Dalam proses ritus yang disebut ospek
tersebut, idealnya jika mengacu pada konsep “ritus jalan pintas” Van Gennep
harusnya memberikan kelahiran dan pengetahuan baru bagi seorang individu
sebagai acuan dalam menjalani kehidupan dalam tingkatan pendidikan yang baru
yang akan dijalaninya. Menjadi pertanyaan kemudian, apakah ritus-ritus ospek
tersebut saat ini masih relevan dalam memberikan kelahiran dan pengetahuan bagi
seorang individu sebagai acuan dalam menjalani kehidupan dalam tingkatan
pendidikan yang baru yang akan dijalaninya?. Ataukah ritus ospek yang ada saat
ini hanya dijadikan sebagai sarana “plonco” dan wadah tindakan kekerasan antara
senior kepada juniornya?
Kekerasan
dan Ritus Peralihan
Tidak
dapat kita pungkiri, dalam beberapa kebudayaan kekerasan dan ritus peralihan
merupakan sebuah hal yang sulit untuk dipisahkan. Beberapa kebudayaan misalnya,
dalam tahapan separation “membuang” anggota masyarakatnya ke dalam
hutan berhari-hari agar dapat diuji apakah dia dapat bertahan hidup. Kebudayaan
lain misalnya mentato bagian tubuh anggota badan, sebagai tahapan merge atau peralihan seorang individu
agar diterima dalam masyarakat. Tahapan-tahapan tersebut memang terlihat
menyakitkan dan penuh kekerasan namun apakah kekerasan tersebut dapat dijadikan
juga sebagai alasan bahwa ritus ospek juga dapat dilakukan dengan kekerasan?.
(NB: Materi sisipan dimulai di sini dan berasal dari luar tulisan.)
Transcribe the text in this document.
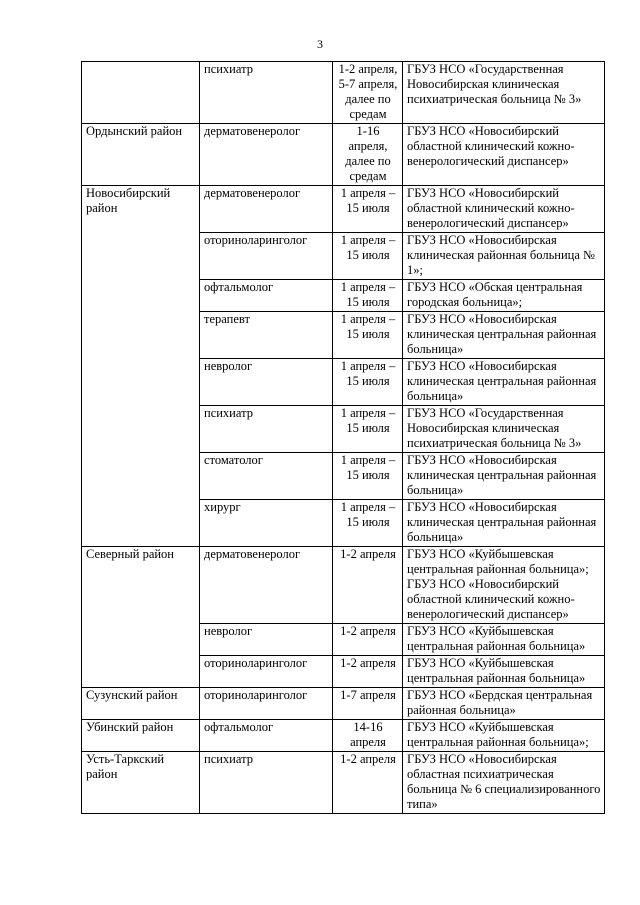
3
	психиатр	1-2 апреля, 5-7 апреля, далее по средам	ГБУЗ НСО «Государственная Новосибирская клиническая психиатрическая больница № 3»
Ордынский район	дерматовенеролог	1-16 апреля, далее по средам	ГБУЗ НСО «Новосибирский областной клинический кожно-венерологический диспансер»
Новосибирский район	дерматовенеролог	1 апреля – 15 июля	ГБУЗ НСО «Новосибирский областной клинический кожно-венерологический диспансер»
	оториноларинголог	1 апреля – 15 июля	ГБУЗ НСО «Новосибирская клиническая районная больница № 1»;
	офтальмолог	1 апреля – 15 июля	ГБУЗ НСО «Обская центральная городская больница»;
	терапевт	1 апреля – 15 июля	ГБУЗ НСО «Новосибирская клиническая центральная районная больница»
	невролог	1 апреля – 15 июля	ГБУЗ НСО «Новосибирская клиническая центральная районная больница»
	психиатр	1 апреля – 15 июля	ГБУЗ НСО «Государственная Новосибирская клиническая психиатрическая больница № 3»
	стоматолог	1 апреля – 15 июля	ГБУЗ НСО «Новосибирская клиническая центральная районная больница»
	хирург	1 апреля – 15 июля	ГБУЗ НСО «Новосибирская клиническая центральная районная больница»
Северный район	дерматовенеролог	1-2 апреля	ГБУЗ НСО «Куйбышевская центральная районная больница»; ГБУЗ НСО «Новосибирский областной клинический кожно-венерологический диспансер»
	невролог	1-2 апреля	ГБУЗ НСО «Куйбышевская центральная районная больница»
	оториноларинголог	1-2 апреля	ГБУЗ НСО «Куйбышевская центральная районная больница»
Сузунский район	оториноларинголог	1-7 апреля	ГБУЗ НСО «Бердская центральная районная больница»
Убинский район	офтальмолог	14-16 апреля	ГБУЗ НСО «Куйбышевская центральная районная больница»;
Усть-Таркский район	психиатр	1-2 апреля	ГБУЗ НСО «Новосибирская областная психиатрическая больница № 6 специализированного типа»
Pendapat saya mengenai hal tersebut adalah : relative.
Mengapa relative?, beberapa dari
anda mungkin tidak sependapat dengan pendapat yang saya ajukan. Saya berfikir
tindakan kekerasan yang dilakukan dalam ospek relative dapat dilakukan dalam
kerangka tujuan pendidikan nilai-nilai baru sehingga seorang individu dapat
terlahir kembalidalam tingkatan yang lebih lanjut. Tidakan kekerasan yang saya
maksudkan disini bukan berarti saya bermaksud mendukung tindakan-tindakan
kontak fisik yang dapat menimbulkan cidera atau meninggal dunia. Kekerasan
disini yang saya maksudkan adalah sebagai sebuah tindakan “keras” dalam
melakukan internalisasi nilai-nilai yang baru. Bukankah memaksa seseorang untuk
melakukan yang tidak dia inginkan termasuk “kekerasan” pula bukan?
Pemberian tugas-tugas yang edukatif
dan kontekstual menurut saya menjadi sebuah jalan untuk memberikan “kekerasan
mendidik” seorang siswa baru. Siswa baru pada tahapan ini “diuji” kembali sehingga dapat terlahir kembali dalam
lingkungan yang baru pula.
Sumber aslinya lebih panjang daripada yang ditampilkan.